Waterton lights prairie fire
By JIM MANN
The Daily Inter Lake
All the right conditions aligned Monday for Canada's Waterton Lakes National Park to carry out a massive prescribed fire on the park's eastern prairie.
It's the first major fire in that area in more than 100 years.
"It's under way as we speak," Waterton communications officer Janice Smith said Monday afternoon.
The burn was expected to cover 1,600 hectares, or roughly 4,000 acres, in a long-planned effort to rejuvenate the prairie by curbing aspen expansion into grasslands while promoting new growth of native grasses.
It's also expected to reduce the potential for wildfires that can threaten structures outside the park, Smith said.

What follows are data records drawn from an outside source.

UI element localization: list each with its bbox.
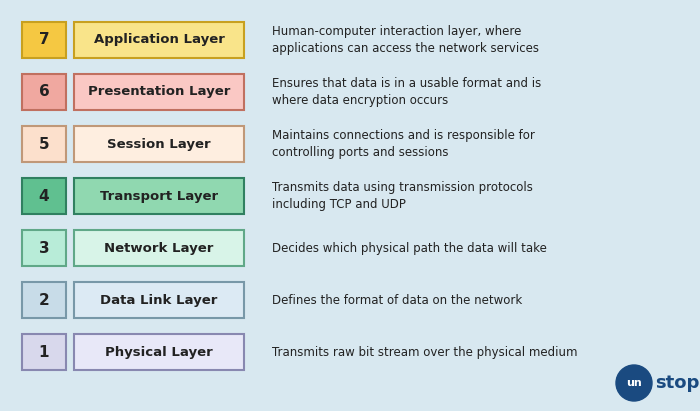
Text: Data Link Layer: Data Link Layer <box>100 293 218 307</box>
Text: 7: 7 <box>38 32 49 48</box>
FancyBboxPatch shape <box>22 178 66 214</box>
Text: Maintains connections and is responsible for
controlling ports and sessions: Maintains connections and is responsible… <box>272 129 535 159</box>
Text: Transmits raw bit stream over the physical medium: Transmits raw bit stream over the physic… <box>272 346 578 358</box>
FancyBboxPatch shape <box>22 230 66 266</box>
Text: Transmits data using transmission protocols
including TCP and UDP: Transmits data using transmission protoc… <box>272 181 533 211</box>
FancyBboxPatch shape <box>22 74 66 110</box>
Circle shape <box>616 365 652 401</box>
Text: 6: 6 <box>38 85 50 99</box>
Text: un: un <box>626 378 642 388</box>
Text: Network Layer: Network Layer <box>104 242 214 254</box>
FancyBboxPatch shape <box>74 282 244 318</box>
Text: 4: 4 <box>38 189 49 203</box>
Text: 1: 1 <box>38 344 49 360</box>
Text: 3: 3 <box>38 240 49 256</box>
FancyBboxPatch shape <box>74 22 244 58</box>
Text: Transport Layer: Transport Layer <box>100 189 218 203</box>
Text: Presentation Layer: Presentation Layer <box>88 85 230 99</box>
Text: Human-computer interaction layer, where
applications can access the network serv: Human-computer interaction layer, where … <box>272 25 539 55</box>
FancyBboxPatch shape <box>74 126 244 162</box>
FancyBboxPatch shape <box>74 178 244 214</box>
Text: Physical Layer: Physical Layer <box>105 346 213 358</box>
FancyBboxPatch shape <box>22 126 66 162</box>
FancyBboxPatch shape <box>22 334 66 370</box>
Text: Ensures that data is in a usable format and is
where data encryption occurs: Ensures that data is in a usable format … <box>272 77 541 107</box>
Text: 2: 2 <box>38 293 50 307</box>
Text: Defines the format of data on the network: Defines the format of data on the networ… <box>272 293 522 307</box>
Text: stop: stop <box>655 374 699 392</box>
Text: Application Layer: Application Layer <box>94 34 225 46</box>
Text: Session Layer: Session Layer <box>107 138 211 150</box>
FancyBboxPatch shape <box>74 334 244 370</box>
Text: Decides which physical path the data will take: Decides which physical path the data wil… <box>272 242 547 254</box>
FancyBboxPatch shape <box>22 22 66 58</box>
Text: 5: 5 <box>38 136 49 152</box>
FancyBboxPatch shape <box>22 282 66 318</box>
FancyBboxPatch shape <box>74 74 244 110</box>
FancyBboxPatch shape <box>74 230 244 266</box>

Since Waterton was established in 1895, there is no record of any substantial fires on the park's eastern prairie, Smith said. Over that same period, it's estimated that aspen and shrubs have encroached on about one quarter of the grasslands.
"There is no record of a fire in this particular spot for 100 years," she said. "Up until the 1980s, If there was a fire, it would have been suppressed - right away."
Fire-history studies have shown that prior to the park's establishment and aggressive fire-suppression policies, the grasslands burned about every five years, with many of the fires ignited by aboriginal tribes.
Monday's burn has been planned for about five years, Smith said, but the proper conditions didn't develop until this year. Immediate preparations for the burn have been under way for the last few weeks.
Wardens have been burning out strips of grassland on the eastern perimeter of the fire area. The blackened areas are intended to serve as breaks for a fire driven by southwest winds. Firefighters using drip torches continued those efforts Monday before the "big burn" was ignited by a helicopter rigged with a device that dispenses flammable pingpong balls.
Park officials notified neighboring landowners of the burn plans, and efforts have been made to address their concerns, Smith said.
"One of our bigger concerns is smoke, because people have health problems and it can cause some problems on the roads," she said. "You sort of want some wind, but you don't want too much wind."